On Wednesday, May 18, the CDC confirmed a case of monkeypox in a Massachusetts man who had recently traveled to Canada. It wasn’t the first time the US had seen a case of monkeypox, a virus related to smallpox that causes flu-like symptoms and a rash, and can sometimes be deadly. Occasionally, public health authorities identify single cases in people recently returned from West or Central Africa, where the disease is more common. What’s different — and concerning — about this Massachusetts case is that it’s occurring as clusters of monkeypox infections are popping up in other countries where the virus is also rare. Since early May, more than 250 cases have been detected in Europe and North America: 100 in Spain, 37 in Portugal, 56 in England, and 23 in Canada, as of May 23. US authorities are investigating four additional suspected cases, two in Utah and one each in New York and Florida. (These numbers are changing rapidly; a University of Oxford epidemiologist tweeted a link to a makeshift tracker where you can see the latest figures.)
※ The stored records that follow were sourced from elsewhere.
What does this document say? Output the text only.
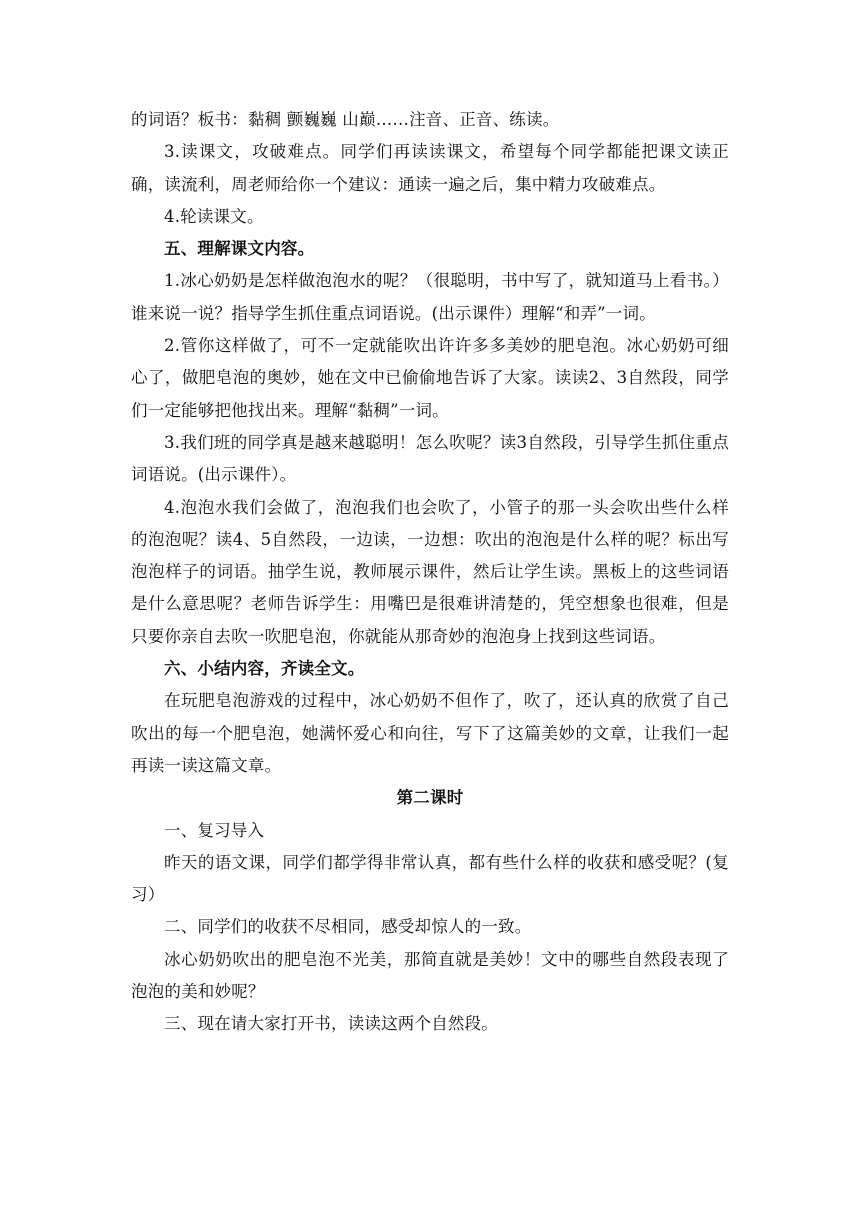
的词语？板书：黏稠 颤巍巍 山巅……注音、正音、练读。

3.读课文，攻破难点。同学们再读读课文，希望每个同学都能把课文读正确，读流利，周老师给你一个建议：通读一遍之后，集中精力攻破难点。

4.轮读课文。

五、理解课文内容。

1.冰心奶奶是怎样做泡泡水的呢？（很聪明，书中写了，就知道马上看书。）谁来说一说？指导学生抓住重点词语说。(出示课件）理解“和弄”一词。

2.管你这样做了，可不一定就能吹出许许多多美妙的肥皂泡。冰心奶奶可细心了，做肥皂泡的奥妙，她在文中已偷偷地告诉了大家。读读2、3自然段，同学们一定能够把他找出来。理解“黏稠”一词。

3.我们班的同学真是越来越聪明！怎么吹呢？读3自然段，引导学生抓住重点词语说。(出示课件）。

4.泡泡水我们会做了，泡泡我们也会吹了，小管子的那一头会吹出些什么样的泡泡呢？读4、5自然段，一边读，一边想：吹出的泡泡是什么样的呢？标出写泡泡样子的词语。抽学生说，教师展示课件，然后让学生读。黑板上的这些词语是什么意思呢？老师告诉学生：用嘴巴是很难讲清楚的，凭空想象也很难，但是只要你亲自去吹一吹肥皂泡，你就能从那奇妙的泡泡身上找到这些词语。

六、小结内容，齐读全文。

在玩肥皂泡游戏的过程中，冰心奶奶不但作了，吹了，还认真的欣赏了自己吹出的每一个肥皂泡，她满怀爱心和向往，写下了这篇美妙的文章，让我们一起再读一读这篇文章。

第二课时

一、复习导入

昨天的语文课，同学们都学得非常认真，都有些什么样的收获和感受呢？(复习）

二、同学们的收获不尽相同，感受却惊人的一致。

冰心奶奶吹出的肥皂泡不光美，那简直就是美妙！文中的哪些自然段表现了泡泡的美和妙呢？

三、现在请大家打开书，读读这两个自然段。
With so many monkeypox cases concurrently popping up in different countries, public health officials’ immediate questions are whether the cases are related, and whether monkeypox is spreading in other communities undetected.
“The worldwide concern from public health authorities is trying to understand how these are related to each other and what the causes are,” said Agam Rao, an infectious disease specialist and poxvirus expert at the CDC. Only weeks into this outbreak, it’s too early to tell what exactly is going on, and whether this outbreak has epidemic potential. For the time being, said Rao, the general public doesn’t need to be particularly worried. “The risk is still very rare,” she said, and the strain of monkeypox currently being detected is relatively mild. Two years into a deeply divisive pandemic, word of another pathogen spreading unchecked might make some people want to launch themselves directly into the sun. But with monkeypox, the world faces a very different situation than in the early days of Covid-19. Monkeypox, unlike SARS-CoV-2, is a known quantity. We have more tools to prevent and treat it — far more than we did for Covid-19 at the outset of the pandemic — and both public health and the general public have had a lot of practice taking measures to prevent infections from spreading. Still, the trajectory of the outbreak is as yet uncertain, and public health experts remain vigilant. What is monkeypox? Monkeypox viruses generally circulate among wild animals in Central and West Africa, and usually spread to people when they eat or have other close contact with infected animals. The virus was first identified among research animals at the CDC in the 1950s (that’s how it got its name “monkeypox”), and for a long time afterward, human infections were sporadic, even in countries where lots of animals are infected. That’s partly because monkeypox is related to the smallpox virus, and immunity to smallpox is protective against monkeypox. But as of 1980, smallpox has been eradicated in humans, and vaccinations against smallpox have grown rare — and human cases of monkeypox have been on the rise. It’s still rare: According to the CDC, Nigeria has reported 450 cases since 2017, when public health authorities began seeing more cases among humans. Infection with the monkeypox virus usually causes a flu-like illness with fever, headache, muscle aches, swollen lymph nodes, and a rash.